GM-UAW`s more than 48,000 employees, including 17,000 in Michigan, have been unemployed for 31 days, the longest national strike against GM since 1970. The work stoppage, which is not yet complete and could last another two weeks, likely cost automakers more than $1.5 billion in lost earnings and tens of thousands of workers affected by hundreds of millions of lost wages. About 200 local union leaders representing GM employees are expected in Detroit on Thursday for a National Council meeting to vote on the provisional agreement to join the UAW and the date of the end of the strike. The United Auto Workers` months-long strike against General Motors Co. could end after they reached a tentative deal wednesday to raise base wages, increase uncapped profit participation and other profits, although three U.S. plants are likely to be closed. The proposed interim agreement will be discussed Thursday by the National Council, nearly 200 union leaders who meet in Detroit at 10.30 .m Thursday.
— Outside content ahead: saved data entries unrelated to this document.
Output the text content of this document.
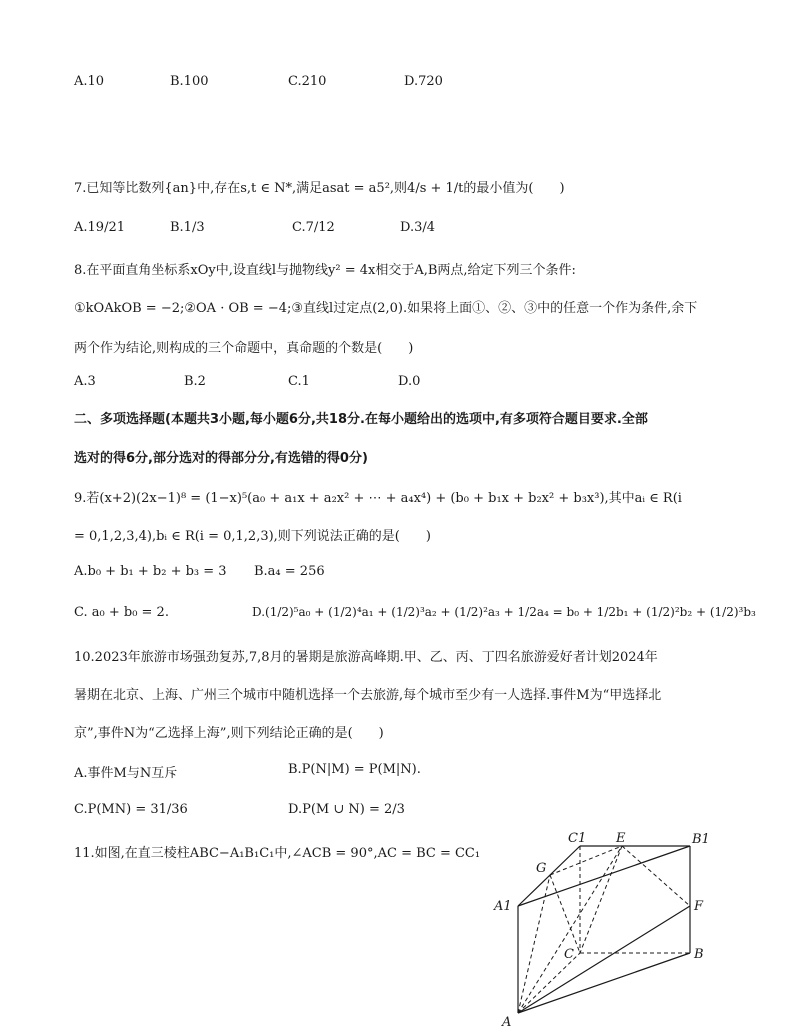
A.10	B.100	C.210	D.720
7.已知等比数列{an}中,存在s,t ∈ N*,满足asat = a5²,则4/s + 1/t的最小值为(　　)
A.19/21	B.1/3	C.7/12	D.3/4
8.在平面直角坐标系xOy中,设直线l与抛物线y² = 4x相交于A,B两点,给定下列三个条件:
①kOAkOB = −2;②OA · OB = −4;③直线l过定点(2,0).如果将上面①、②、③中的任意一个作为条件,余下
两个作为结论,则构成的三个命题中，真命题的个数是(　　)
A.3	B.2	C.1	D.0
二、多项选择题(本题共3小题,每小题6分,共18分.在每小题给出的选项中,有多项符合题目要求.全部
选对的得6分,部分选对的得部分分,有选错的得0分)
9.若(x+2)(2x−1)⁸ = (1−x)⁵(a₀ + a₁x + a₂x² + ⋯ + a₄x⁴) + (b₀ + b₁x + b₂x² + b₃x³),其中aᵢ ∈ R(i
= 0,1,2,3,4),bᵢ ∈ R(i = 0,1,2,3),则下列说法正确的是(　　)
A.b₀ + b₁ + b₂ + b₃ = 3 B.a₄ = 256
C. a₀ + b₀ = 2.	D.(1/2)⁵a₀ + (1/2)⁴a₁ + (1/2)³a₂ + (1/2)²a₃ + 1/2a₄ = b₀ + 1/2b₁ + (1/2)²b₂ + (1/2)³b₃
10.2023年旅游市场强劲复苏,7,8月的暑期是旅游高峰期.甲、乙、丙、丁四名旅游爱好者计划2024年
暑期在北京、上海、广州三个城市中随机选择一个去旅游,每个城市至少有一人选择.事件M为“甲选择北
京”,事件N为“乙选择上海”,则下列结论正确的是(　　)
A.事件M与N互斥	B.P(N|M) = P(M|N).
C.P(MN) = 31/36	D.P(M ∪ N) = 2/3
11.如图,在直三棱柱ABC−A₁B₁C₁中,∠ACB = 90°,AC = BC = CC₁
C1 E	B1
G
A1	F
C	B
A
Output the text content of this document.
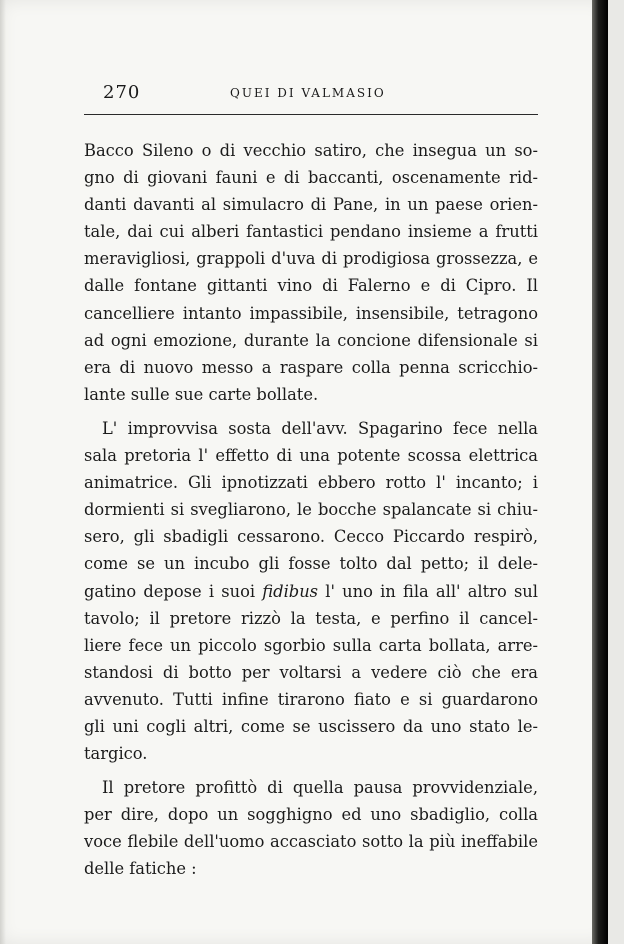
270	QUEI DI VALMASIO
Bacco Sileno o di vecchio satiro, che insegua un so-
gno di giovani fauni e di baccanti, oscenamente rid-
danti davanti al simulacro di Pane, in un paese orien-
tale, dai cui alberi fantastici pendano insieme a frutti
meravigliosi, grappoli d'uva di prodigiosa grossezza, e
dalle fontane gittanti vino di Falerno e di Cipro. Il
cancelliere intanto impassibile, insensibile, tetragono
ad ogni emozione, durante la concione difensionale si
era di nuovo messo a raspare colla penna scricchio-
lante sulle sue carte bollate.
L' improvvisa sosta dell'avv. Spagarino fece nella
sala pretoria l' effetto di una potente scossa elettrica
animatrice. Gli ipnotizzati ebbero rotto l' incanto; i
dormienti si svegliarono, le bocche spalancate si chiu-
sero, gli sbadigli cessarono. Cecco Piccardo respirò,
come se un incubo gli fosse tolto dal petto; il dele-
gatino depose i suoi fidibus l' uno in fila all' altro sul
tavolo; il pretore rizzò la testa, e perfino il cancel-
liere fece un piccolo sgorbio sulla carta bollata, arre-
standosi di botto per voltarsi a vedere ciò che era
avvenuto. Tutti infine tirarono fiato e si guardarono
gli uni cogli altri, come se uscissero da uno stato le-
targico.
Il pretore profittò di quella pausa provvidenziale,
per dire, dopo un sogghigno ed uno sbadiglio, colla
voce flebile dell'uomo accasciato sotto la più ineffabile
delle fatiche :
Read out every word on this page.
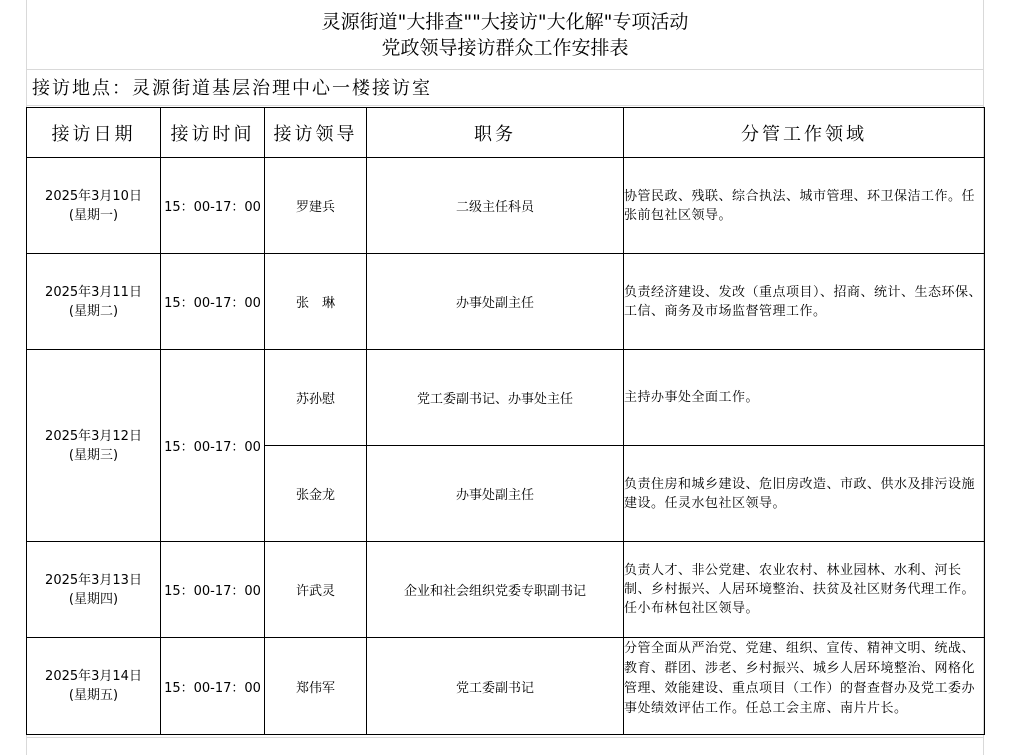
灵源街道"大排查""大接访"大化解"专项活动
党政领导接访群众工作安排表
接访地点：灵源街道基层治理中心一楼接访室
接访日期	接访时间	接访领导	职务	分管工作领域

2025年3月10日
(星期一)	15：00-17：00	罗建兵	二级主任科员	协管民政、残联、综合执法、城市管理、环卫保洁工作。任张前包社区领导。

2025年3月11日
(星期二)	15：00-17：00	张　琳	办事处副主任	负责经济建设、发改（重点项目）、招商、统计、生态环保、工信、商务及市场监督管理工作。

2025年3月12日
(星期三)	15：00-17：00	苏孙慰	党工委副书记、办事处主任	主持办事处全面工作。
		张金龙	办事处副主任	负责住房和城乡建设、危旧房改造、市政、供水及排污设施建设。任灵水包社区领导。

2025年3月13日
(星期四)	15：00-17：00	许武灵	企业和社会组织党委专职副书记	负责人才、非公党建、农业农村、林业园林、水利、河长制、乡村振兴、人居环境整治、扶贫及社区财务代理工作。任小布林包社区领导。

2025年3月14日
(星期五)	15：00-17：00	郑伟军	党工委副书记	分管全面从严治党、党建、组织、宣传、精神文明、统战、教育、群团、涉老、乡村振兴、城乡人居环境整治、网格化管理、效能建设、重点项目（工作）的督查督办及党工委办事处绩效评估工作。任总工会主席、南片片长。
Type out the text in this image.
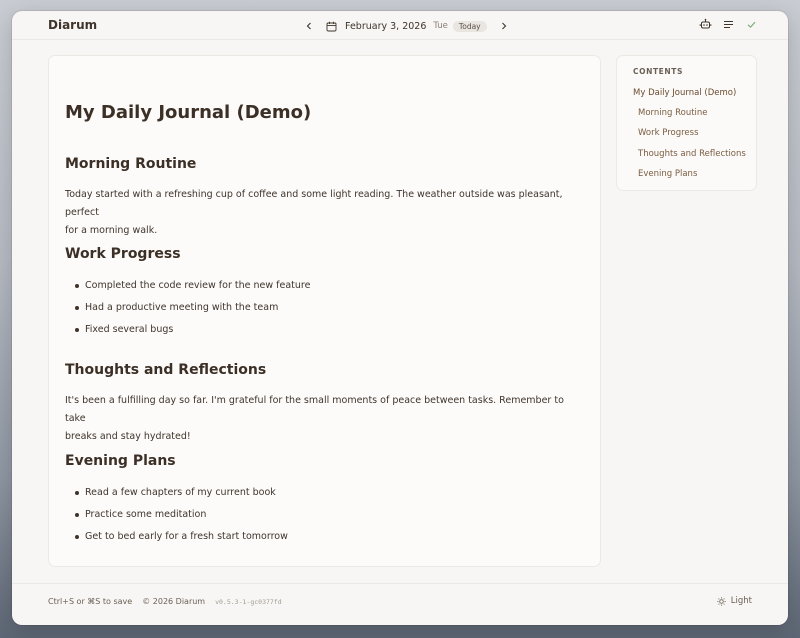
Diarum	February 3, 2026 Tue	Today
My Daily Journal (Demo)
Morning Routine

Today started with a refreshing cup of coffee and some light reading. The weather outside was pleasant, perfect
for a morning walk.

Work Progress
Completed the code review for the new feature
Had a productive meeting with the team
Fixed several bugs
Thoughts and Reflections

It's been a fulfilling day so far. I'm grateful for the small moments of peace between tasks. Remember to take
breaks and stay hydrated!

Evening Plans
Read a few chapters of my current book
Practice some meditation
Get to bed early for a fresh start tomorrow
CONTENTS
My Daily Journal (Demo)
Morning Routine
Work Progress
Thoughts and Reflections
Evening Plans
Ctrl+S or ⌘S to save © 2026 Diarum v0.5.3-1-gc0377fd	Light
If they agree, an interim agreement will be formally submitted to the ratification of GM staff represented by the UAW. The Council should review all the details of the proposed preliminary agreement and then vote on whether to send the agreement to members, said Kristin Dziczek, vice president of industry, labor and economics at the Center for Automotive Research in Ann Arbor. The Council will also decide whether members will remain on strike until a new treaty is ratified. If approved by the National Council, the proposal will officially become an interim agreement that will be subject to ratification by GM`s temporary workers.
The ratification is expected to last one to two weeks. Flint Assembly employee Tommy Wolikov said he was confident the proposed interim contract would be good, but that a key issue for him was to be able to ratify it if he guaranteed a new Mexican product. “It`s more painful, but perhaps more prudent to continue the strike, only in case it doesn`t ratify,” she said. “If members are not thought to vote by an overwhelming majority, they maintain their influence in the event of a strike while considering the provisional agreement.” The strike began at 12:01 p.m. .m 16 September; the proposed interim agreement was concluded on the 31st day of the strike. The strike is not over – the union`s GM National Council will vote on the proposal on Thursday and decide whether workers will be left on strike until they vote in favour of ratifying the agreement. The interim agreement comes after GM Chief Mary Barra and President Mark Reuss negotiated for the first time at the negotiating table on Tuesday morning. After more than a month on picket lines and pickets, many UAW members say their paperbacks hurt, they`re tired and they`re ready to go back to work, but they`re also determined to get a fair share of the billions GM has earned in recent years. The union and its members stated that health care, wages, job security and ensuring a way for temporary workers to achieve a permanent seniority unit are among their top priorities. Former lordstown Assembly employees showed up at the Renaissance Center on Thursday to express their displeasure with the proposed closure of the Ohio plant. About 200 local union officials voted on Thursday to end the strike after ratification. The UAW intends to have ballot papers on union premises by October 25.
The strike would have lasted 40 days. Voting will begin on Saturday. Local leaders of the UAW and the UAW National Council are expected to vote on the interim agreement on Thursday.